To avoid problems with music licensing, they found a person in Colombia who could do covers of the songs they wanted at a reasonable price, which eliminated the need for a master license, which was the most expensive of the music licenses required. ZIN started in 2006 with a goal of eventually having 2,000 members, which would provide $60,000/month in recurring revenue. While instructors are not required to join the network, many of them do. It’s as an easy and affordable way to get good music and choreography. The program took off, and Zumba classes are now taught in more than 110,000 locations around the world.
While many fitness programs focus on the attendees, Perlman, Aghion, and Beto realized their customer was really their instructors, which plays a significant role in their business and strategy. Perlman compares their business to a career center at a university. Their focus is on their “graduates” and making them successful. Their mission is to make ZIN members successful by bringing more students to their classes, helping them retain their students, and providing them with additional revenue opportunities. When making strategic decisions, they first ask is if it will bring new business to their instructors. While they do not necessarily get any additional revenue from people attending these classes, they realize that the more demand there is and the more successful their instructors are, the more their business can grow.

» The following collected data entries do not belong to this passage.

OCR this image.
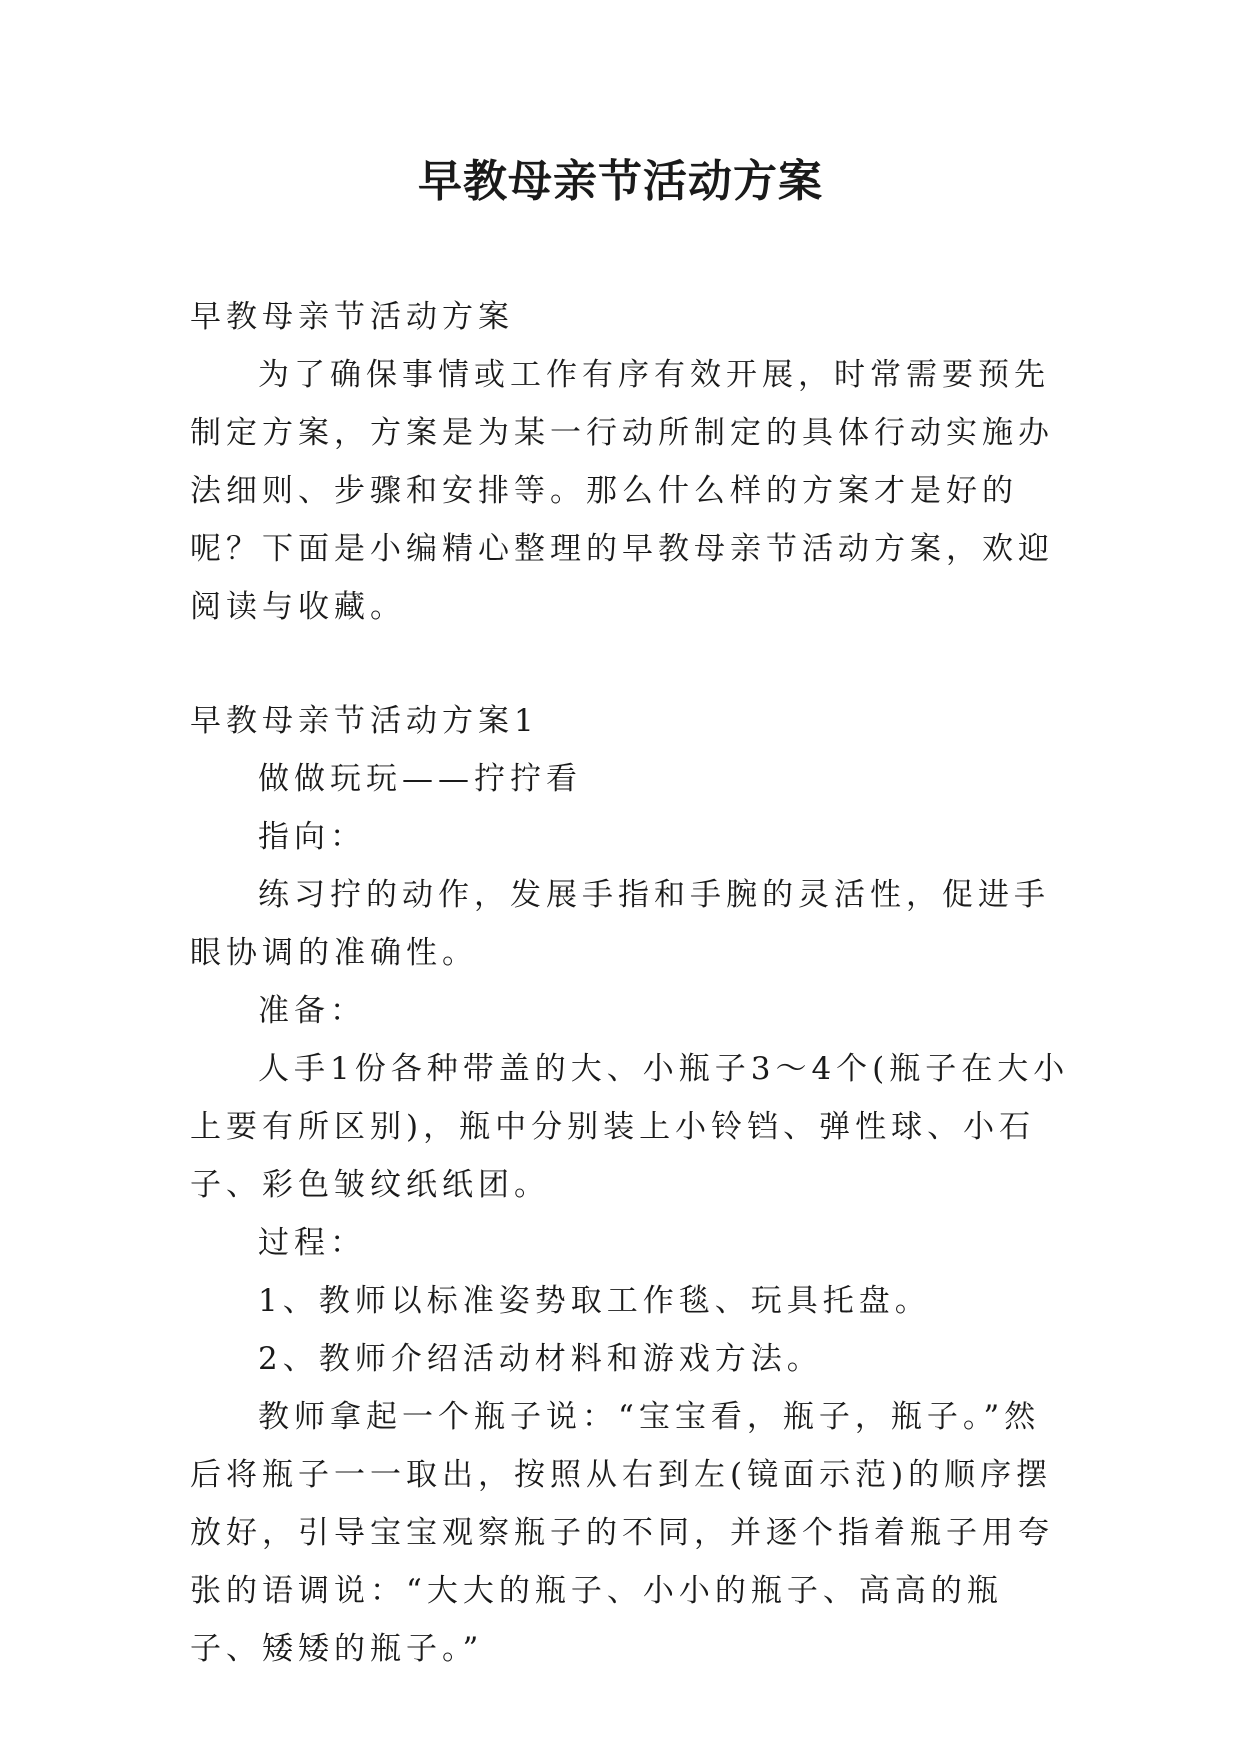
早教母亲节活动方案

早教母亲节活动方案

为了确保事情或工作有序有效开展，时常需要预先制定方案，方案是为某一行动所制定的具体行动实施办法细则、步骤和安排等。那么什么样的方案才是好的呢？下面是小编精心整理的早教母亲节活动方案，欢迎阅读与收藏。

早教母亲节活动方案1

做做玩玩——拧拧看

指向：

练习拧的动作，发展手指和手腕的灵活性，促进手眼协调的准确性。

准备：

人手1份各种带盖的大、小瓶子3～4个(瓶子在大小上要有所区别)，瓶中分别装上小铃铛、弹性球、小石子、彩色皱纹纸纸团。

过程：

1、教师以标准姿势取工作毯、玩具托盘。

2、教师介绍活动材料和游戏方法。

教师拿起一个瓶子说：“宝宝看，瓶子，瓶子。”然后将瓶子一一取出，按照从右到左(镜面示范)的顺序摆放好，引导宝宝观察瓶子的不同，并逐个指着瓶子用夸张的语调说：“大大的瓶子、小小的瓶子、高高的瓶子、矮矮的瓶子。”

Lesson 4: Learn What Sustains the Core Business
Zumba also launched a popular fitness game for gaming consoles such as the Wii and Xbox. While a revenue source, the main focus is to get more people to try Zumba and seek out classes. In examining what else their instructors might need, Zumba looked at what other customers they could attract. This led to the development of Zumba Gold® (targeted toward beginners and active older adults), Zumbatomic® (for children), Aqua Zumba® (low impact in pools), and Zumba Sentao™ (chair-based routines).
The company realizes that the only way in which they can grow is to expand the end user base in order to make their instructors successful and increase the demand for instructors worldwide. The company also created a line of clothing that is available to instructors only. That way, the instructors can retail this to their students, providing them with additional revenue sources.
Another important aspect of the Zumba model is the focus on community. Zumba promotes the sense of community and family rather than competition. Rather than emphasizing weight loss or other aspects of the workout, Zumba puts the emphasis on fun and community. Their slogan “Ditch the workout, join the party” reinforces this. As Perlman noted in a talk at the 2011 instructors conference, workouts that have focused on weight loss tend to be fads. However, exercise routines that have an emotional or spiritual component, such as yoga, have tended to stand the test of time.
Ultimately, people want a sense of community and belonging, and that is what Zumba emphasizes throughout its programs. Instructors regularly attend each other’s classes and fundraisers to show their support for each other. Creating this experience in the class helps to motivate people to come back to the classes again and again.